Depois das polêmicas com a terceirização de hospitais, dos remédios de alto custo (e alto preço) que foram parar no lixo, descobre-se agora que o Estado está pagando mais de R$ 145 mil por mês de aluguel por um hospital que está fechado há anos em Cuiabá.
Nesta terça (02), enquanto o Governo prometia pela enésima vez que tomará providências, seus aliados na Assembléia Legislativa trabalhavam para sepultar o relatório paralelo da 'CPI do MT Saúde'. Elaborado pela deputada Luciane Bezerra (PSB), o relatório pediu a prisão cautelar de 18 pessoas - incluindo ex-presidentes e figuras que continuam ocupando cargos relevantes no Governo Silval. Todos são apontados como responsáveis por um prejuízo de mais de R$ 25 milhões no plano criado para 'cuidar' da saúde dos servidores estaduais.

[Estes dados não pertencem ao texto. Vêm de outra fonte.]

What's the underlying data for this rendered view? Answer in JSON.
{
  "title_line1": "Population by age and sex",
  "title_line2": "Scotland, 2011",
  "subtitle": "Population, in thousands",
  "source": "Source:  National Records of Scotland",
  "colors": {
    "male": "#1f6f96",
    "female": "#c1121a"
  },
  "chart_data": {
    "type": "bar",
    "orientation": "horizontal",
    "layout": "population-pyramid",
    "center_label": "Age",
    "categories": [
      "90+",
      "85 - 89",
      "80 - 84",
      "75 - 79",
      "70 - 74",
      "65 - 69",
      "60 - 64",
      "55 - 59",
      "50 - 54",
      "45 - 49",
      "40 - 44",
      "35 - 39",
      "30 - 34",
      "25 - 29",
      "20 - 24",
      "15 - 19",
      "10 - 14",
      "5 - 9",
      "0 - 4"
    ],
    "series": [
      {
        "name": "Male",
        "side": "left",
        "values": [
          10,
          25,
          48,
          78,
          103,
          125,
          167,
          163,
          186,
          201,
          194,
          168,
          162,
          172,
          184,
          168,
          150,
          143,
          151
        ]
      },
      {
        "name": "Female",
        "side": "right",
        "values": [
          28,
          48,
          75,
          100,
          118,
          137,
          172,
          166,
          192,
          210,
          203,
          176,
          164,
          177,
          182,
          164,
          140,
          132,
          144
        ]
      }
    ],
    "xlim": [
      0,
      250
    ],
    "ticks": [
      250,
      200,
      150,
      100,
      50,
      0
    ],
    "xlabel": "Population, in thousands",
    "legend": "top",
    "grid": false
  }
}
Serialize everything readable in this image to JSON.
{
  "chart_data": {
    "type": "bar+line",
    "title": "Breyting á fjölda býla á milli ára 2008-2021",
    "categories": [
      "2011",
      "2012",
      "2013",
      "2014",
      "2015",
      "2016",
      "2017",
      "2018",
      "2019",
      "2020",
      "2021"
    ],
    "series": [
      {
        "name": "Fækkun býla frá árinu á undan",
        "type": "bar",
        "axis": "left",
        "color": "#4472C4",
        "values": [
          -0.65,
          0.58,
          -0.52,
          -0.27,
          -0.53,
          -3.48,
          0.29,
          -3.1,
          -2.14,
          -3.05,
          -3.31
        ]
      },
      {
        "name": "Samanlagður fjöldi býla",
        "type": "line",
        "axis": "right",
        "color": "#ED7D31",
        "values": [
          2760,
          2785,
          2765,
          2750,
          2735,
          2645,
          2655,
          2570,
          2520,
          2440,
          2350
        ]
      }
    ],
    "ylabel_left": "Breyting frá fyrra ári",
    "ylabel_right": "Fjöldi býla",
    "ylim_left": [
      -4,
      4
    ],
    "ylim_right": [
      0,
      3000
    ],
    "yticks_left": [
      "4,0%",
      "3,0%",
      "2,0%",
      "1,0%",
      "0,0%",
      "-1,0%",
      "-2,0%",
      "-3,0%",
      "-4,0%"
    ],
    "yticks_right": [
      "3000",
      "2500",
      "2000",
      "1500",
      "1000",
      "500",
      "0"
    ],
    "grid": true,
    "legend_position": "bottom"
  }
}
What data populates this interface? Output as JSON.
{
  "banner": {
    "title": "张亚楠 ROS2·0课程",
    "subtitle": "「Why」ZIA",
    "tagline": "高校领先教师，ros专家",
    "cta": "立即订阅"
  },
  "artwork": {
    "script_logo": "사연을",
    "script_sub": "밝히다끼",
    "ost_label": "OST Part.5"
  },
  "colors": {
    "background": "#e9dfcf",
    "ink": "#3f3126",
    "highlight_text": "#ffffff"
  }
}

Com dinheiro escorrendo pelo ralo e ninguém disposto a parar a sangria, a situação segue piorando para todos mato-grossenses - sejam usuários do SUS ou do MT Saúde. O dinheiro que sobra nos escãndalos, falta nos hospitais e clínicas que deveriam atender bem o cidadão.
A boa notícia é que este governo termina em 2014.
A má, é que nada indica que o próximo governador conseguirá recuperar o estrago em apenas quatro anos.